L’unico suo obiettivo era diventare commissario. Ha ottenuto come risultato il decreto Calabria e con esso lo sfascio di quanto costruito in quattro anni da me, da alcuni direttori generali e da pochi dirigenti del dipartimento, da lui scientemente distrutto, non difendendo neppure il valore dei Lea raggiunti, per non aver inviato I flussi a Roma. Martedì 24 settembre infine, si è recato dal neo ministro alla salute Roberto Speranza e dopo un istituzionale saluto …«Com’è?» Ha chiesto quello che un anno prima avevo chiesto per iscritto alla ministra Grillo, ossia una legge Madia bis che consentisse la stabilizzazione dei precari. Ma un anno fa non eravamo sotto elezioni e la cosa non poteva interessare Oliverio.

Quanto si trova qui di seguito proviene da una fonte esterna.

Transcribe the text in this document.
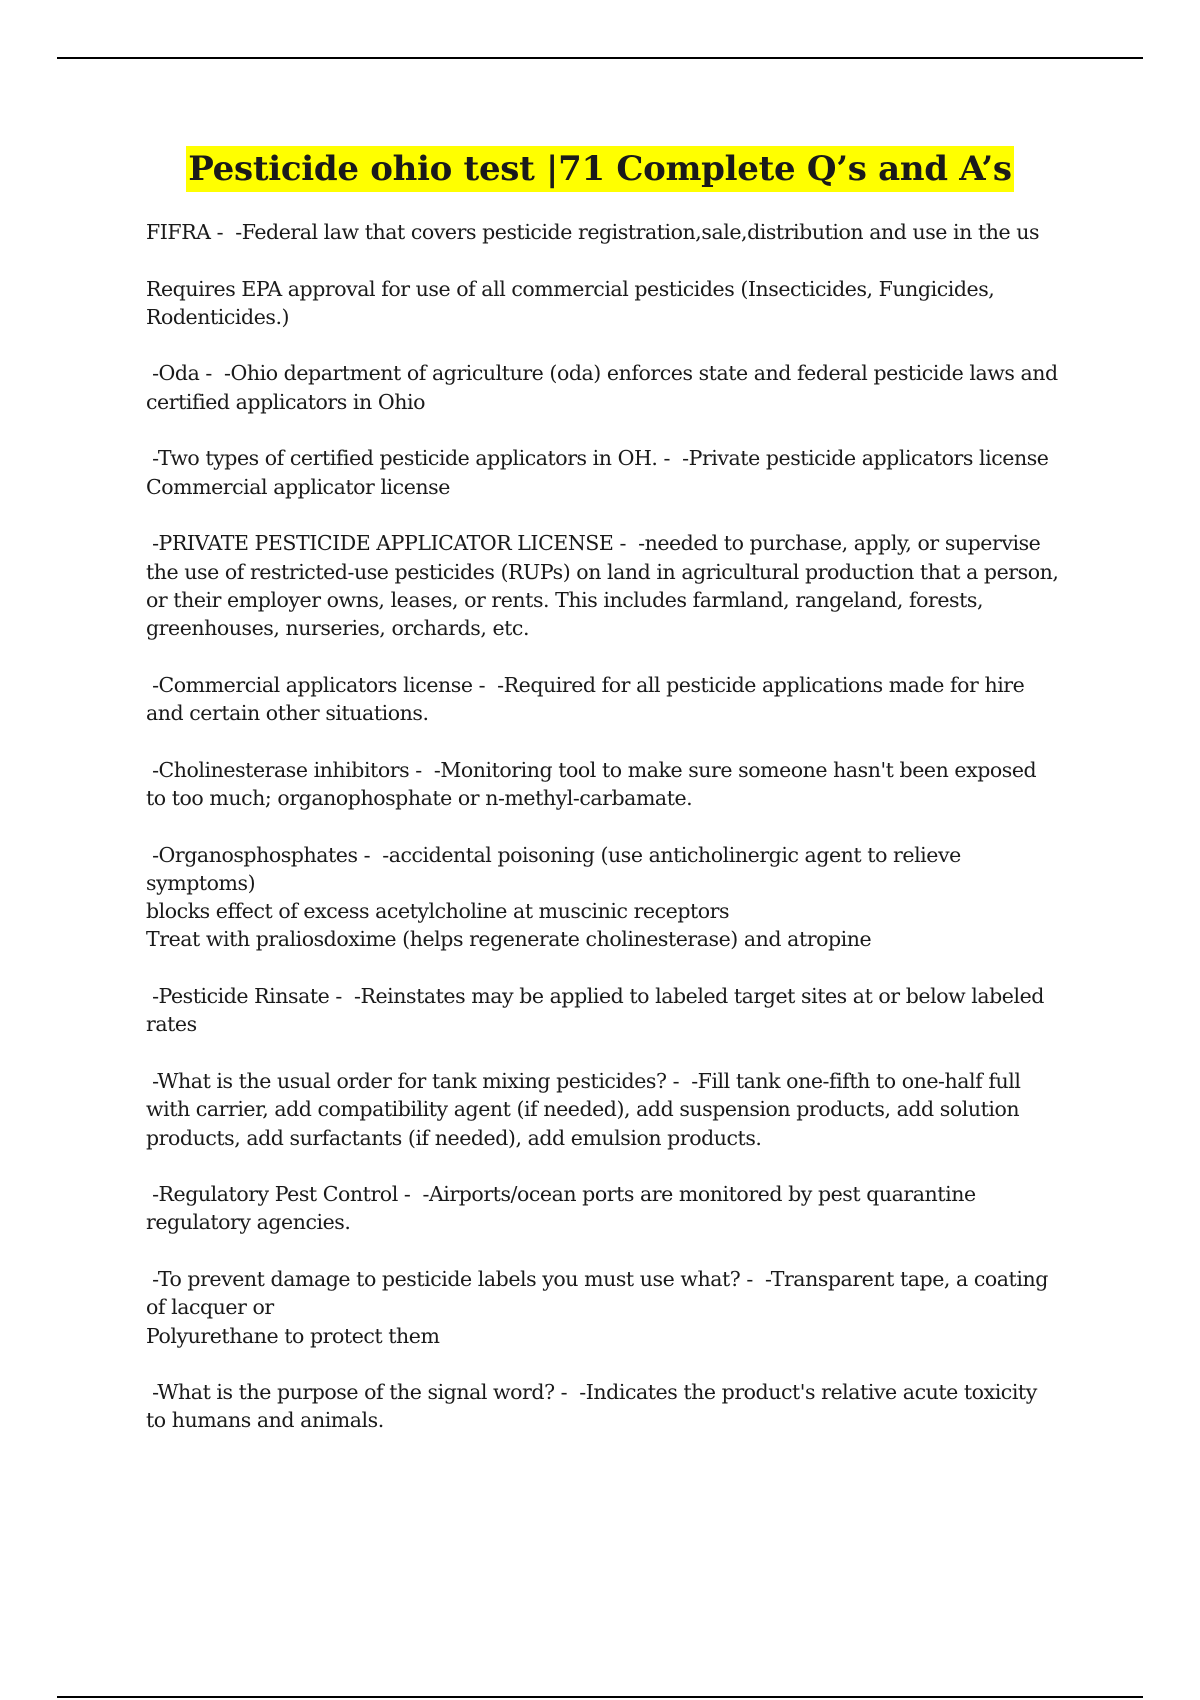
Pesticide ohio test |71 Complete Q’s and A’s

FIFRA -  -Federal law that covers pesticide registration,sale,distribution and use in the us

Requires EPA approval for use of all commercial pesticides (Insecticides, Fungicides,
Rodenticides.)

-Oda -  -Ohio department of agriculture (oda) enforces state and federal pesticide laws and
certified applicators in Ohio

-Two types of certified pesticide applicators in OH. -  -Private pesticide applicators license
Commercial applicator license

-PRIVATE PESTICIDE APPLICATOR LICENSE -  -needed to purchase, apply, or supervise
the use of restricted-use pesticides (RUPs) on land in agricultural production that a person,
or their employer owns, leases, or rents. This includes farmland, rangeland, forests,
greenhouses, nurseries, orchards, etc.

-Commercial applicators license -  -Required for all pesticide applications made for hire
and certain other situations.

-Cholinesterase inhibitors -  -Monitoring tool to make sure someone hasn't been exposed
to too much; organophosphate or n-methyl-carbamate.

-Organosphosphates -  -accidental poisoning (use anticholinergic agent to relieve
symptoms)
blocks effect of excess acetylcholine at muscinic receptors
Treat with praliosdoxime (helps regenerate cholinesterase) and atropine

-Pesticide Rinsate -  -Reinstates may be applied to labeled target sites at or below labeled
rates

-What is the usual order for tank mixing pesticides? -  -Fill tank one-fifth to one-half full
with carrier, add compatibility agent (if needed), add suspension products, add solution
products, add surfactants (if needed), add emulsion products.

-Regulatory Pest Control -  -Airports/ocean ports are monitored by pest quarantine
regulatory agencies.

-To prevent damage to pesticide labels you must use what? -  -Transparent tape, a coating
of lacquer or
Polyurethane to protect them

-What is the purpose of the signal word? -  -Indicates the product's relative acute toxicity
to humans and animals.
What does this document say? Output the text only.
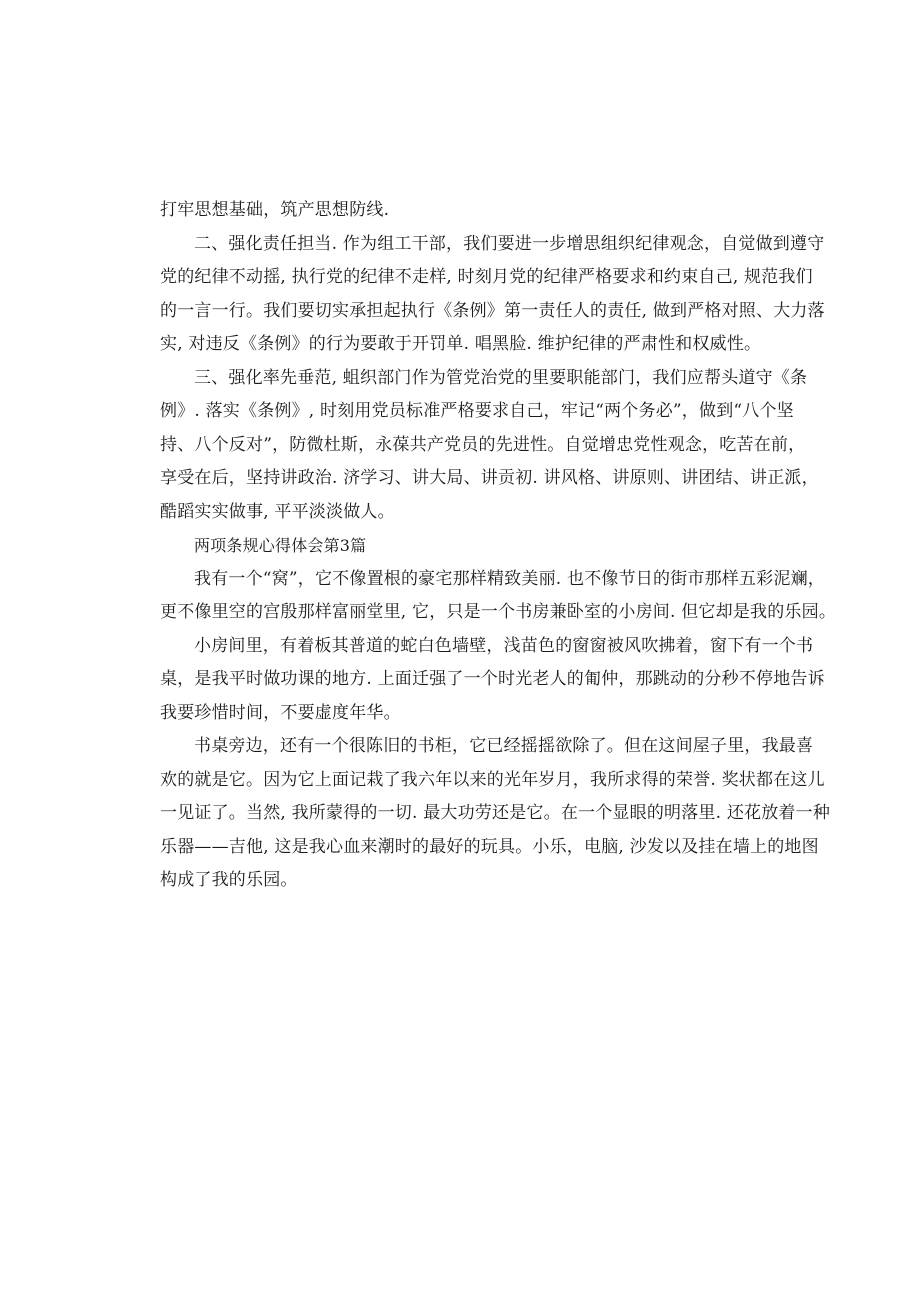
打牢思想基础，筑产思想防线.
二、强化责任担当. 作为组工干部，我们要进一步增思组织纪律观念，自觉做到遵守
党的纪律不动摇, 执行党的纪律不走样, 时刻月党的纪律严格要求和约束自己, 规范我们
的一言一行。我们要切实承担起执行《条例》第一责任人的责任, 做到严格对照、大力落
实, 对违反《条例》的行为要敢于开罚单. 唱黑脸. 维护纪律的严肃性和权威性。
三、强化率先垂范, 蛆织部门作为管党治党的里要职能部门，我们应帮头道守《条
例》. 落实《条例》, 时刻用党员标准严格要求自己，牢记“两个务必”，做到“八个坚
持、八个反对”，防微杜斯，永葆共产党员的先进性。自觉增忠党性观念，吃苦在前，
享受在后，坚持讲政治. 济学习、讲大局、讲贡初. 讲风格、讲原则、讲团结、讲正派，
酷蹈实实做事, 平平淡淡做人。
两项条规心得体会第3篇
我有一个“窝”，它不像置根的豪宅那样精致美丽. 也不像节日的街市那样五彩泥斓，
更不像里空的宫殷那样富丽堂里, 它，只是一个书房兼卧室的小房间. 但它却是我的乐园。
小房间里，有着板其普道的蛇白色墙壁，浅苗色的窗窗被风吹拂着，窗下有一个书
桌，是我平时做功课的地方. 上面迁强了一个时光老人的匍仲，那跳动的分秒不停地告诉
我要珍惜时间，不要虚度年华。
书桌旁边，还有一个很陈旧的书柜，它已经摇摇欲除了。但在这间屋子里，我最喜
欢的就是它。因为它上面记栽了我六年以来的光年岁月，我所求得的荣誉. 奖状都在这儿
一见证了。当然, 我所蒙得的一切. 最大功劳还是它。在一个显眼的明落里. 还花放着一种
乐器——吉他, 这是我心血来潮时的最好的玩具。小乐，电脑, 沙发以及挂在墙上的地图
构成了我的乐园。
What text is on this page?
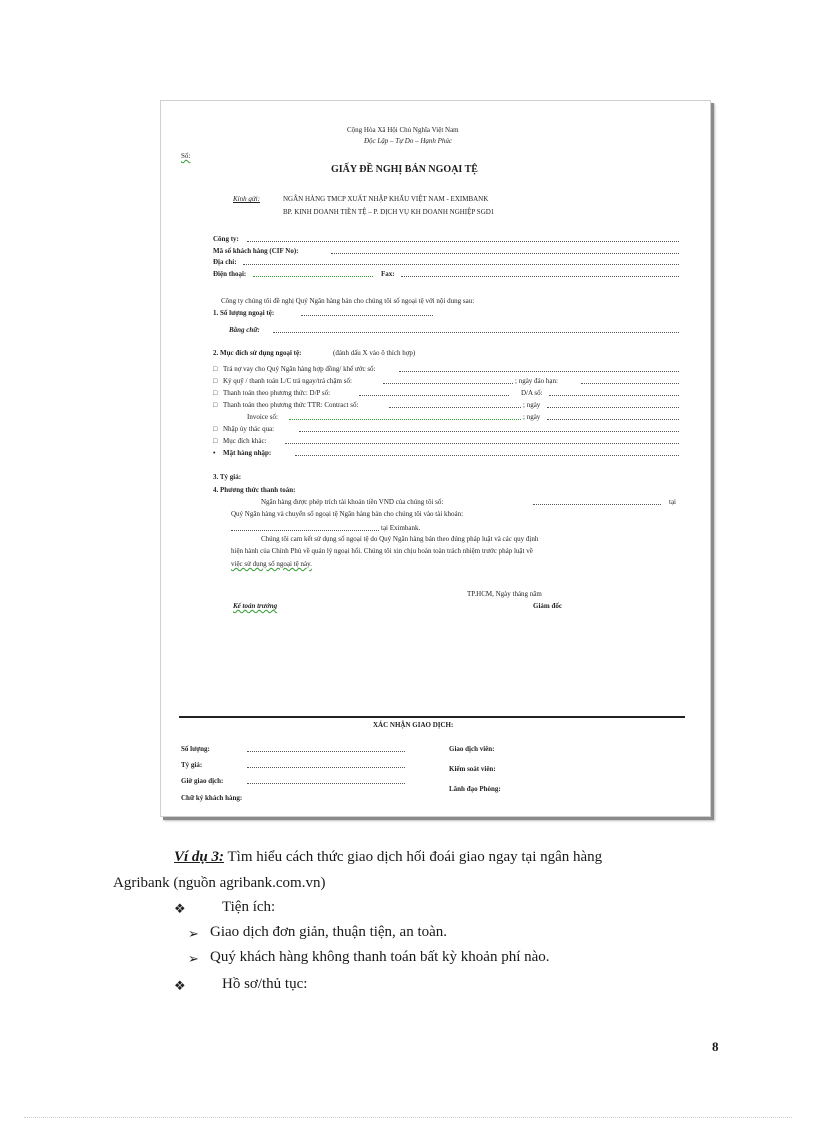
Cộng Hòa Xã Hội Chủ Nghĩa Việt Nam
Độc Lập – Tự Do – Hạnh Phúc
Số:
GIẤY ĐỀ NGHỊ BÁN NGOẠI TỆ
Kính gửi:	NGÂN HÀNG TMCP XUẤT NHẬP KHẨU VIỆT NAM - EXIMBANK
BP. KINH DOANH TIỀN TỆ – P. DỊCH VỤ KH DOANH NGHIỆP SGD1
Công ty:
Mã số khách hàng (CIF No):
Địa chỉ:
Điện thoại:	Fax:
Công ty chúng tôi đề nghị Quý Ngân hàng bán cho chúng tôi số ngoại tệ với nội dung sau:
1. Số lượng ngoại tệ:
Bằng chữ:
2. Mục đích sử dụng ngoại tệ:	(đánh dấu X vào ô thích hợp)
□ Trả nợ vay cho Quý Ngân hàng hợp đồng/ khế ước số:
□ Ký quỹ / thanh toán L/C trả ngay/trả chậm số:	; ngày đáo hạn:
□ Thanh toán theo phương thức: D/P số:	D/A số:
□ Thanh toán theo phương thức TTR: Contract số:	; ngày
Invoice số:	; ngày
□ Nhập ủy thác qua:
□ Mục đích khác:
• Mặt hàng nhập:
3. Tỷ giá:
4. Phương thức thanh toán:
Ngân hàng được phép trích tài khoản tiền VND của chúng tôi số:	tại
Quý Ngân hàng và chuyển số ngoại tệ Ngân hàng bán cho chúng tôi vào tài khoản:
tại Eximbank.
Chúng tôi cam kết sử dụng số ngoại tệ do Quý Ngân hàng bán theo đúng pháp luật và các quy định
hiện hành của Chính Phủ về quản lý ngoại hối. Chúng tôi xin chịu hoàn toàn trách nhiệm trước pháp luật về
việc sử dụng số ngoại tệ này.
TP.HCM, Ngày tháng năm
Kế toán trưởng	Giám đốc
XÁC NHẬN GIAO DỊCH:
Số lượng:
Tỷ giá:
Giờ giao dịch:
Chữ ký khách hàng:
Giao dịch viên:
Kiểm soát viên:
Lãnh đạo Phòng:
Ví dụ 3: Tìm hiểu cách thức giao dịch hối đoái giao ngay tại ngân hàng
Agribank (nguồn agribank.com.vn)
❖ Tiện ích:
➢ Giao dịch đơn giản, thuận tiện, an toàn.
➢ Quý khách hàng không thanh toán bất kỳ khoản phí nào.
❖ Hồ sơ/thủ tục:
8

Nel settore trasporti? Le strade calabresi sono post belliche, piene di buche da far concorrenza a Roma. In agricoltura, nell’edilizia scolastica e sanitaria, nel turismo?
Infine più in generale. Quale contributo ha dato per superare i record negativi calabresi? Il reddito pro capite è sempre il più basso d’Italia. La Pubblica amministrazione regionale è la più assenteista. Per efficienza nel 2017 la regione Calabria è 191esima su 193 regioni in Europa, le province calabresi occupano gli ultimi posti come qualità della vita. In compenso siamo abbondantemente primi per comuni e aziende sanitarie sciolte per infiltrazioni mafiose. La qualcosa sembra essere un problema delle prefetture e delle procure e non, invece, un’urgenza etica, culturale e poi politica di tutta la Calabria.
Dalla promessa di incatenarsi a Palazzo Chigi, formulata a Praia a Mare, quello di Oliverio è stato soltanto un crescendo di chiacchiere.
Insomma, per quali meriti Oliverio dovrebbe riproporsi candidato Pd e come penserebbe di raccogliere voti dai calabresi? Bene fa il partito nazionale a bloccarlo in questa corsa al suicidio.
Il Pd calabrese e la Calabria hanno bisogno di persone oneste, competenti e coraggiose, non di intramontabili oratori del nulla, che non possono vantare un solo risultato degno di attenzione.